Joshua Bell's path to becoming the world's most famous violinist began with displaying impeccable technique and a pure tone at a remarkably early age. But what really put him in the public ear was his ability to seduce a listener with heartstrings-tugging music of the Romantic period. Bell knows how to make his Stradivarius sing like a lovestruck serenader below your window, coaxing you toward the curtains.
But can he perform superhuman feats of digital dexterity? Can he astound you with lightning-fast lines that rocket into the stratosphere? Jaw-dropping jumps about the instrument akin to those of the greatest rock guitarists?
Yes. At age 55, Bell is capable of blowing an audience away with awe-inspiring athleticism and musicality that few can match, as he proved in Winona on Tuesday evening at the Minnesota Beethoven Festival. And he brought along one of the world's most celebrated chamber orchestras, the London-based Academy of St. Martin in the Fields. Bell has been the group's music director since 2011.
The concert may have been memorable enough if only from Bell pushing the wow meter into the red zone on Niccolo Paganini's First Violin Concerto. It's a work seemingly written exclusively for the purpose of showing off its composer's legendary prowess as a soloist, which inspired murmurs of deals with the devil.
But it also featured the most passionately intense interpretation of Robert Schumann's Second Symphony you're ever likely to experience, a precise and powerful example of Romanticism at its stormiest. My two-hour trip to Winona for this sold-out concert at the town's middle school auditorium was well worth the drive, for it proved undoubtedly one of Minnesota's classical music events of the year, or perhaps decade.
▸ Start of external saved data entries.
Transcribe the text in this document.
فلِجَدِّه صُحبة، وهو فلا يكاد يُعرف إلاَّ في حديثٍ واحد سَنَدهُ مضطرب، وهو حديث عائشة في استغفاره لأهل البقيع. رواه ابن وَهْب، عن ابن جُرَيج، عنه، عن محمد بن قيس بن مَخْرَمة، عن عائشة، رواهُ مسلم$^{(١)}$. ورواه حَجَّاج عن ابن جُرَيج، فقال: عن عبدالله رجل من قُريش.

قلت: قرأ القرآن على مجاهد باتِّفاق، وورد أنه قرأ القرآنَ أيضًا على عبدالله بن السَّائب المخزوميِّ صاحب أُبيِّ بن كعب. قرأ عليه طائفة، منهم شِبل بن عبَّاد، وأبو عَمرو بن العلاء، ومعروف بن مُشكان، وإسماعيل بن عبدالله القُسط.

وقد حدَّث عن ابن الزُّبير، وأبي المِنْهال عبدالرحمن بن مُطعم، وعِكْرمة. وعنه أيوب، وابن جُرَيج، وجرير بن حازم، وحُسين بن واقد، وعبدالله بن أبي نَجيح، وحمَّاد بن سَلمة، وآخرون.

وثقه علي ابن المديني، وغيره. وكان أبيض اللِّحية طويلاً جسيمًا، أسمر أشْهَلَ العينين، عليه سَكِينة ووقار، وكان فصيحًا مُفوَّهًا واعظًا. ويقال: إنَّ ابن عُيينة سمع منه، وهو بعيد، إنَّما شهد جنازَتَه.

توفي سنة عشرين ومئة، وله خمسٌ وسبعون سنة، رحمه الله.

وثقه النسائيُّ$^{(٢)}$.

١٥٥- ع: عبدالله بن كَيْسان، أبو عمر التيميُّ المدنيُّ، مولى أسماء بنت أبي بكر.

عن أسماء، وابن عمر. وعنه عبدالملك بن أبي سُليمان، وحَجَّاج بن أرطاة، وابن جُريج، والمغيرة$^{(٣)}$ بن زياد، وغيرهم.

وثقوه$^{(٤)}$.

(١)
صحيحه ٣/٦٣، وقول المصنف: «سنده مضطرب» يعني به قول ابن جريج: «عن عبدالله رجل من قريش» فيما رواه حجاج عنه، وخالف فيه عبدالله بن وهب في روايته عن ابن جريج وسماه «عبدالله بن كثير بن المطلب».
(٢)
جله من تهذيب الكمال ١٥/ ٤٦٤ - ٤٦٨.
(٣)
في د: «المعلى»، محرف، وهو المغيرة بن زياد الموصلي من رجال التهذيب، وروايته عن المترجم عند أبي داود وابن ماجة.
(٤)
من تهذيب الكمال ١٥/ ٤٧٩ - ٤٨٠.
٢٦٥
It began with Beethoven, Bell taking the concertmaster's seat to lead the 43-piece orchestra in the "Egmont" Overture, a nine-minute taste of Beethoven's favored path from weighty darkness into blazing light that proved a thrilling curtain-raiser.
Anyone who's seen Bell on his many Twin Cities visits — his local ubiquity enhanced by a three-year stint as a St. Paul Chamber Orchestra artistic partner — knows that his physicality and sweat-soaked mane are part of his brand. The Indiana native wears his work ethic on his sleeve, never more so than on this Olympian effort, which received a well-deserved partial standing ovation — after the first movement.
And why not? After all, Bell was dancing with the all-time greats by stepping onto Paganini's turf, and he was indeed all over the instrument, with fast and furious fingerings, piercingly clear high notes, dauntingly aggressive double stops and technical wizardry seldom seen.